Am Auto fehlt etwas, jemand hat das VW-Zeichen geklaut. Wer macht so etwas - und warum? Weil VW immer noch das Versprechen auf etwas Gutes und Wertvolles ist? Eine Kolumne

Eine Kolumne von Pascale Hugues

Als ich gestern in mein Auto steigen wollte, das in einem winzigen Dorf hoch oben in den ligurischen Bergen parkte, kam es mir merkwürdig nackt vor. Zugegeben, das Auto hatte nie Glück. Seit Jahren verfolge ich seinen allmählichen Niedergang. Nach seiner ersten Nacht ganz allein vor meinem Haus in Berlin erwachte es ohne seine Felgenkappen mit dem VW-Emblem. Gestohlen! Von dieser ersten Verstümmelung hat der Wagen sich nie mehr ganz erholt. Sein früherer Schwung war dahin. Ein paar Wochen danach entdeckte ich eines Morgens einen langen weißen Kratzer an seiner Seite. So tief und gleichmäßig, dass er nicht zufällig entstanden sein konnte. Ein Nachbar hatte alles beobachtet: Am Abend hatte ich schlecht geparkt, und jetzt behinderte mein Wagen die Fußgänger. Ein wütender Passant hatte seinen Schlüssel über den roten Lack gezerrt. Selbstjustiz. Ich hatte mich getröstet: Nicht so schlimm, Kratzer und Dellen im Auto gehören in Frankreich zur Folklore wie in Italien die aufgehängte Wäsche vor dem Fenster.

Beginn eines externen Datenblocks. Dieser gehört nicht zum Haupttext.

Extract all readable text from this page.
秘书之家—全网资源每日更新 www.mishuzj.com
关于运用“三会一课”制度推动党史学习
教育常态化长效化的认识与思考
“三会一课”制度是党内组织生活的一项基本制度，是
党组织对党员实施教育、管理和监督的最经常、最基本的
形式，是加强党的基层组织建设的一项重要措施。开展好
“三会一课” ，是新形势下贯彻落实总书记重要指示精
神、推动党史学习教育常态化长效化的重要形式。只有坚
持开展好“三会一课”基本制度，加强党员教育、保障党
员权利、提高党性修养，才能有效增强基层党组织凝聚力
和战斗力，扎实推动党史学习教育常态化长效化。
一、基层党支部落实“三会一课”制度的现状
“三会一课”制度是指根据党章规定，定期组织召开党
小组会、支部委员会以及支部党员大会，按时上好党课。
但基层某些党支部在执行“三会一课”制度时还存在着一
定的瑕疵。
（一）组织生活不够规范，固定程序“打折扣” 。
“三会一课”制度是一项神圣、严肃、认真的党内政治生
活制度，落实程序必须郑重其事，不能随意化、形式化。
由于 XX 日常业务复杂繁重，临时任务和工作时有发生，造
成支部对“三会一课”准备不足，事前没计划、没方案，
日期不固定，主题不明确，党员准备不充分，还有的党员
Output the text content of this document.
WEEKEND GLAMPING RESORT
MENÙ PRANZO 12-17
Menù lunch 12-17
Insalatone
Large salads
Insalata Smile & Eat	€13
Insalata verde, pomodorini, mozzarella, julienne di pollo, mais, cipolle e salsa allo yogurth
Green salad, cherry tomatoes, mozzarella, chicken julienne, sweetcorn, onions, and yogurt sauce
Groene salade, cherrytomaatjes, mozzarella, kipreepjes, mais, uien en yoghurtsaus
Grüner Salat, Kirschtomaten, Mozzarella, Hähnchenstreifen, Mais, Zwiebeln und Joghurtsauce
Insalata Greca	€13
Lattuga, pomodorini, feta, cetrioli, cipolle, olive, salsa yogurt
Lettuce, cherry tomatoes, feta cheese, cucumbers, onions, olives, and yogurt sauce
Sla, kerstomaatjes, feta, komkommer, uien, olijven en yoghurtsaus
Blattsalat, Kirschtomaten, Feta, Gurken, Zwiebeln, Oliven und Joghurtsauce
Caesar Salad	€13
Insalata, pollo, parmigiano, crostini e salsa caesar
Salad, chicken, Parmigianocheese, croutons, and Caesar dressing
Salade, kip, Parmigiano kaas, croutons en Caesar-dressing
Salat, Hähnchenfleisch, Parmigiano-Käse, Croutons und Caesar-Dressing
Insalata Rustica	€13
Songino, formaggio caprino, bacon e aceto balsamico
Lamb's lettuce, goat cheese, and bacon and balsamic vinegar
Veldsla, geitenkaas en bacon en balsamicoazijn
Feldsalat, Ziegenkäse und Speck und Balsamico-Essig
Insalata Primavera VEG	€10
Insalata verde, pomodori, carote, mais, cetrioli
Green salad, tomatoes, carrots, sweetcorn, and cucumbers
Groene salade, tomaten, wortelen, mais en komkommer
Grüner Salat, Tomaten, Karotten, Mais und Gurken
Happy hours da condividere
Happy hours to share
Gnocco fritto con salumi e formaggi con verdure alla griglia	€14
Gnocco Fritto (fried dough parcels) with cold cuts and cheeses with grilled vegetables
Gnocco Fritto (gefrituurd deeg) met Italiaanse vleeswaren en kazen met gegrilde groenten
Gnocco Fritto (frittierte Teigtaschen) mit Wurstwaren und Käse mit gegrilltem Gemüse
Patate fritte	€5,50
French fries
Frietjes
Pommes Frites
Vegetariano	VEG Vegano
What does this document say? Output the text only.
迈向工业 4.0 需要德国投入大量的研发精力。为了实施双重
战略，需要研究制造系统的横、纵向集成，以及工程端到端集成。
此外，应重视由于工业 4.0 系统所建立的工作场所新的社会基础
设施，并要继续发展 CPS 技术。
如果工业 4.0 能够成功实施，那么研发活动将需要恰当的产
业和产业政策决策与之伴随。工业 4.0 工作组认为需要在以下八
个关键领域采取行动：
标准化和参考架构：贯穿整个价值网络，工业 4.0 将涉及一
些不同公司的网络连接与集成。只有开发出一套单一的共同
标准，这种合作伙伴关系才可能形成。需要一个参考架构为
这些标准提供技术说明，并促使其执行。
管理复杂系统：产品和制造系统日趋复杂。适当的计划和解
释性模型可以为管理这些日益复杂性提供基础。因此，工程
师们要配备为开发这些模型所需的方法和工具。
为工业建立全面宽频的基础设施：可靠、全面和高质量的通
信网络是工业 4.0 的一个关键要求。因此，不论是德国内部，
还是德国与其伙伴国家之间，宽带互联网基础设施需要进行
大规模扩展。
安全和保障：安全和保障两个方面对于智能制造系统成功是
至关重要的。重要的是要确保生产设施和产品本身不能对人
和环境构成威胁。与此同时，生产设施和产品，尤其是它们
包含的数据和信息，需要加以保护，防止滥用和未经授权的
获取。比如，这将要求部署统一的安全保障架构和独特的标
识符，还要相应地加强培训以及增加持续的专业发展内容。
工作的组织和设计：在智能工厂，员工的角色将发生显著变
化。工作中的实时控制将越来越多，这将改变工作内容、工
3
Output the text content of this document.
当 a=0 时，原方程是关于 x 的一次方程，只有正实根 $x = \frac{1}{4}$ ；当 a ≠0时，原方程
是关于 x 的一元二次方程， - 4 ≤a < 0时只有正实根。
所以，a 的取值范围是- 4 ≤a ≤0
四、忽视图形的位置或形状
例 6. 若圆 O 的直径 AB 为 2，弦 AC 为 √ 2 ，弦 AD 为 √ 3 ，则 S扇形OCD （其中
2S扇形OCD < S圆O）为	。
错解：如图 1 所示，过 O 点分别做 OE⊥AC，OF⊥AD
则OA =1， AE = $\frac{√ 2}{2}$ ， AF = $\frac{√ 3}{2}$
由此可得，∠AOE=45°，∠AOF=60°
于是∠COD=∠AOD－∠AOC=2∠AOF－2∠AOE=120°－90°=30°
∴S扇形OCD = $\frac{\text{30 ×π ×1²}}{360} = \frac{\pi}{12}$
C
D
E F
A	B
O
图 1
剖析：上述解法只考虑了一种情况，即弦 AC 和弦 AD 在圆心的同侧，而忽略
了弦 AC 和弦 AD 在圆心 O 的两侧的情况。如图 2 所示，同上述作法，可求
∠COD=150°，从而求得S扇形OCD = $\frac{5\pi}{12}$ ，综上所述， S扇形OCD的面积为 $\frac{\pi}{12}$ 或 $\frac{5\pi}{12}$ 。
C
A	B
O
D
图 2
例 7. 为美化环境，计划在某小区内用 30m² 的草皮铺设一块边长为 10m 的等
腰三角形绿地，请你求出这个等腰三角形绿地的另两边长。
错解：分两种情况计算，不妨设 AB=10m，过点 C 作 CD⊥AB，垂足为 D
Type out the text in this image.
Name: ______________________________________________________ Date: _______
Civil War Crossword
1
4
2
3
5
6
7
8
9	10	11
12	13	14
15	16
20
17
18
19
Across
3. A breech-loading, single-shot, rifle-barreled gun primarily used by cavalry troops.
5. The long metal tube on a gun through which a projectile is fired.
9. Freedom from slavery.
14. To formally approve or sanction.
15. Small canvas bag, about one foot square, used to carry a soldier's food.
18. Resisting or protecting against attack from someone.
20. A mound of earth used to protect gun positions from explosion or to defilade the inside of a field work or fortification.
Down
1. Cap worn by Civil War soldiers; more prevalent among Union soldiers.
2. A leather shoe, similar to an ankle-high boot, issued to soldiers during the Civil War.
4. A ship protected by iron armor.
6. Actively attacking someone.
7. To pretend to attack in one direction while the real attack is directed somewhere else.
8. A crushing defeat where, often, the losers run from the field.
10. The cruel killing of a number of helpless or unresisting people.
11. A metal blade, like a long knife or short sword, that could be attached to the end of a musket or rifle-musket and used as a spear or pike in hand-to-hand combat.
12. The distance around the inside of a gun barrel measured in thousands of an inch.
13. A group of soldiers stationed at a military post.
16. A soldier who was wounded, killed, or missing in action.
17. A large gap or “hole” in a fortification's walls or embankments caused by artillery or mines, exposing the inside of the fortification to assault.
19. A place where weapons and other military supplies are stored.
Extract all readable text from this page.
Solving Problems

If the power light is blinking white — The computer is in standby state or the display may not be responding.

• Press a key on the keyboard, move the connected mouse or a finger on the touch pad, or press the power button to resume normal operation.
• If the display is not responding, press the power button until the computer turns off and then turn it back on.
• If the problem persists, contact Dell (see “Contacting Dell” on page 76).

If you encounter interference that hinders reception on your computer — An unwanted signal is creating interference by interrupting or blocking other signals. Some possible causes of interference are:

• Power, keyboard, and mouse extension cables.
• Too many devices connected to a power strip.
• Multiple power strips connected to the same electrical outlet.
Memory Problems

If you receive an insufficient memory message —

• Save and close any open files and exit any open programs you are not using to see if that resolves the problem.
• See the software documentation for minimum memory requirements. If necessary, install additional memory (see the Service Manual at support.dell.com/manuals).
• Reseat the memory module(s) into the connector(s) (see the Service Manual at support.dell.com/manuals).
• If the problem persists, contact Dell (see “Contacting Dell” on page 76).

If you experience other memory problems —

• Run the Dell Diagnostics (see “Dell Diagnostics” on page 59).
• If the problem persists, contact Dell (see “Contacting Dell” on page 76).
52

Diesmal war das in den Kühlergrill integrierte VW-Wahrzeichen verschwunden. An seiner Stelle ein schwarzes Loch in der roten Karosserie, wie ein fehlender Zahn. Ich stelle mir vor, wie der Dieb unter dem Sternenhimmel durch das schlafende Dorf schleicht. Er kniet sich vor die Motorhaube, schraubt das Sinnbild des „Made in Germany“ ab und steckt es ein. Deutschland hatte ihm mit seinem kostbarsten Ornament vor der Nase herumgefuchtelt, da konnte er nicht widerstehen. Ist das Auto nicht das potenteste Symbol des Wirtschaftswunders? Der wichtigste Grund dafür, dass dieses Land Exportweltmeister ist? Eine kräftige Triebfeder für Nationalstolz? VW – die Schlichtheit der beiden Buchstaben ist ein Versprechen: Dieses Auto wird mit jeder Straße fertig! Dieser Motor lässt Sie nicht im Stich!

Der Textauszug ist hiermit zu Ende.